Another Day in the Country
Tall, dark, and caffeinated
© Another Day in the Country
This morning, I grabbed a T-shirt out of the T-shirt drawer and yanked it over my head as I was getting dressed, pleased with myself for the looks of the drawer, with it’s neat rows of carefully rolled shirts: red, black, white, stripes, blue, black.
I’ve been watching those tidying-up videos again in my spare time — which I seem to have too much of.
As I was running a brush over my hair, I could see my reflection in the mirror and grinned at the design on the front of my black T-shirt. It was a takeout cup of coffee and it said, “I like them tall, dark and caffeinated.”
“Well, Pat Wick,” I said to the girl in the mirror, “aren’t you a little old to be wearing such a silly T-shirt?”
The girl in the mirror didn’t say anything. She just grinned mischievously. Then I consoled myself that I’d actually bought the shirt in a pajama department. It wasn’t necessarily made for daytime wear, but here I was wearing it in the daytime.
There is a truth in the T-shirt slogan. I do like coffee, however, with cream, and a little caffeine doesn’t bother me. And, I always have preferred taller, swarthier looking men.
I had quite a silent crush in my early teens for a tall, dark teenager in my church group. His mother was blonde and blue-eyed, and his father came from Mexico. A person’s ethnicity, through all the skin tones, meant nothing to me, but it did to my parents. (You have to remember this was in the 1950s.)
I didn’t know and had rarely seen — except at a distance — any African American kids. I was living in Kansas. We had very little visible difference in skin tone.
I was a grown woman when it hit me that my parents may have been seriously concerned about my preference for looks. In fact, I was almost 50, divorced, and heading to India on a photo assignment.
“Be careful over there,” my father chuckled, “and don’t bring back some tall, dark, and handsome man with you.”
I laughed. Then I thought to myself, “Was he serious?” It was so unthinkable to my parents for anyone to manage being single — especially at my age —truthfully, for them, at any age. Was he really worried?
In India, I saw so many beautiful people — especially children. I couldn’t take my eyes (or my camera) off them. The women of India are beautiful. I was especially taken by the beauty of women in the fields wearing colorful saris and working hard with hot sun glistening off their faces. They were still beautiful — like butterflies.
The men were good looking, too — dark eyed, dark hair, glistening white teeth. When I got there, my party had the luxury of staying in a hotel. At the front door, the concierge was dressed in almost military style — black pants, crisp shirt, gold-trimmed waistcoat, an elegant red turban on his head. He was a tall, dark, handsome man!

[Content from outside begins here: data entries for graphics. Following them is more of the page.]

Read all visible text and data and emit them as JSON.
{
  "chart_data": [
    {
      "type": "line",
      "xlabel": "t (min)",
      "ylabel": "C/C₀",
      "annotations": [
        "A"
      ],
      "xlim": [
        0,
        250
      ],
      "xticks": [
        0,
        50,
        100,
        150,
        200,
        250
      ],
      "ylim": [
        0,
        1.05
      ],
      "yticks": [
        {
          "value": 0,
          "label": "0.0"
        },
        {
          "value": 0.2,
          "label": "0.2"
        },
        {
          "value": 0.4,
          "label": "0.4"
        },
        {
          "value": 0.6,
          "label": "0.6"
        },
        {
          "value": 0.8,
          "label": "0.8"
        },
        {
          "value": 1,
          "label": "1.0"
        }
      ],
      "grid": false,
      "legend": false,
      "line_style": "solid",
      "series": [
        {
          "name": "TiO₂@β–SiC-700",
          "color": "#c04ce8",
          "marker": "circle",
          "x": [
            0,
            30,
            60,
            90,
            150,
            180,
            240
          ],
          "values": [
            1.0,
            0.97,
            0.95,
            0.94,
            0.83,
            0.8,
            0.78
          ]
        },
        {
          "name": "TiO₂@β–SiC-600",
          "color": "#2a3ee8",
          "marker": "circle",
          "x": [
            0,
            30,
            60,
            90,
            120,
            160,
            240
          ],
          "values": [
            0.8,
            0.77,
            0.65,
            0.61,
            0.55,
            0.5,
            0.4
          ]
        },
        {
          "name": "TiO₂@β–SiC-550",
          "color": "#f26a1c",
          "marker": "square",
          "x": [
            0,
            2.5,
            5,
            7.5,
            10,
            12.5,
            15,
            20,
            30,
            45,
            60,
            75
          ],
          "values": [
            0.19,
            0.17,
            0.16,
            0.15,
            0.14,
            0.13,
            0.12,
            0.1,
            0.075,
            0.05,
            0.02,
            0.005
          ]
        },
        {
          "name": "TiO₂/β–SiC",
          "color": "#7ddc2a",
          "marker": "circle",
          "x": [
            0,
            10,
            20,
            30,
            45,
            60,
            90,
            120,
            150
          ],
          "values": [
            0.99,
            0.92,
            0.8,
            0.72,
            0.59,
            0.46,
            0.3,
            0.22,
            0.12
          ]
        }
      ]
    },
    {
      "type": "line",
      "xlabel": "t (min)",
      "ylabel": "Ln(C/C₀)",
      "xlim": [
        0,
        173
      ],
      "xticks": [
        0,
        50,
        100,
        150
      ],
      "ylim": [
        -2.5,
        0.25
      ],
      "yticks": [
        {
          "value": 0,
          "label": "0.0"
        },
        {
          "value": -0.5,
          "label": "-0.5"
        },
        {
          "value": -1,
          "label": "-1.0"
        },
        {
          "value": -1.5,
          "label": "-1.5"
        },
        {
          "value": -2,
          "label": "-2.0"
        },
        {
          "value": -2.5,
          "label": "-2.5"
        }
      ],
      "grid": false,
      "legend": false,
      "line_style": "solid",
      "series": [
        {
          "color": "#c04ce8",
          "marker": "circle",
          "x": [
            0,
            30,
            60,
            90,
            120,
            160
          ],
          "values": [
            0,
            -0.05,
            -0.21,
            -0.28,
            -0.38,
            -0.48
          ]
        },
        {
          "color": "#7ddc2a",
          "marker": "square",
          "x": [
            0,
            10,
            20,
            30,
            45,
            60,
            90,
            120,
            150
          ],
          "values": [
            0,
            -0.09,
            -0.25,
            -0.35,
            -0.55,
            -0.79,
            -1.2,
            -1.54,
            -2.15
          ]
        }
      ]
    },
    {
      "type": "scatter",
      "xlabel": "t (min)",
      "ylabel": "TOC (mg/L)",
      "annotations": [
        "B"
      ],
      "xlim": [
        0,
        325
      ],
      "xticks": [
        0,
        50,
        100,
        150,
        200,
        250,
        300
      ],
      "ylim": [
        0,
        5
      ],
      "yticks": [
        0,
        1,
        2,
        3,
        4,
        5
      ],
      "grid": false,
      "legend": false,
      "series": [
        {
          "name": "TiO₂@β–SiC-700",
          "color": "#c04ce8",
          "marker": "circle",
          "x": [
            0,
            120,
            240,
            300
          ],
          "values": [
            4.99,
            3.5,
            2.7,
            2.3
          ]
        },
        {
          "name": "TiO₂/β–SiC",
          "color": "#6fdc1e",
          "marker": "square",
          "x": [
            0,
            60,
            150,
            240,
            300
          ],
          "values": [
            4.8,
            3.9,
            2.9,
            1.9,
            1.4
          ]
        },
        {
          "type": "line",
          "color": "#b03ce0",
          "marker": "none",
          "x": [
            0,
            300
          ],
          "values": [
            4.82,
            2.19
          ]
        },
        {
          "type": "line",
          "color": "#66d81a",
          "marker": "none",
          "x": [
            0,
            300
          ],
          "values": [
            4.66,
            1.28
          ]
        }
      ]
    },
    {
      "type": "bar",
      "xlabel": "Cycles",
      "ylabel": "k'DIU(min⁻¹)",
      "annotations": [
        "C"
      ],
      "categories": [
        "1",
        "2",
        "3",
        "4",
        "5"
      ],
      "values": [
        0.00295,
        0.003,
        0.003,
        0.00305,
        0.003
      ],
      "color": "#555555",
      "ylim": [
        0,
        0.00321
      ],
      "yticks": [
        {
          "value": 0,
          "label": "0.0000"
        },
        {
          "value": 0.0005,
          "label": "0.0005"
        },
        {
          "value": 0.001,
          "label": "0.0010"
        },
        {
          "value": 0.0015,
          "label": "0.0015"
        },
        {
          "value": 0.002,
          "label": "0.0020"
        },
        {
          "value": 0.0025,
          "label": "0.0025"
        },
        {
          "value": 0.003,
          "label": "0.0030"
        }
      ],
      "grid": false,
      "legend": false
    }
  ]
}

I took his picture and sent it back to my parents. “Will this one do?” I scribbled on the envelope. I couldn’t resist!
My sister almost married a tall, dark, and handsome man. It wasn’t his looks, nor his ethnicity, that fouled up the union. It was his ethics.
There’s a whole host of things we should be worried about when choosing a partner or a friend — kindness, honesty, a sense of humor — and the least of these should be the color of eyes, hair, and skin. It seems to me we should always be most worried about important things like ethics.
How did we get so hung up on skin color? Do you ever wonder about things like that? Do you ever talk about it amongst yourselves?
I wondered about it again this morning when I pulled this silly T-shirt over my head.
I wondered about it last night when I was watching some BBC cop show with gang violence and dark, hooded bad guys. In real life, I seem to have a gut-level instinct of wariness around hooded bad guys — “for good reason,” my instinct says in my ear. But where did I get this? From television? I’ve never had a dark, hooded bad guy attack me in my whole life. Why the wariness? Where does this conception originate?
Is fear the origin of our prejudices, or is it ignorance or a lack of empathy? Surely, it isn’t greed, an unwillingness to share. Is there really a limited supply of good things in life, like equality, fairness, and kindness, and why would we be hesitant to see it given to everyone?
On another day in the country, over a hot cup of creamy caffeinated coffee, living in a small town, far away from crowded cities, the wind blowing across the prairie, I contemplate the future, hopefully.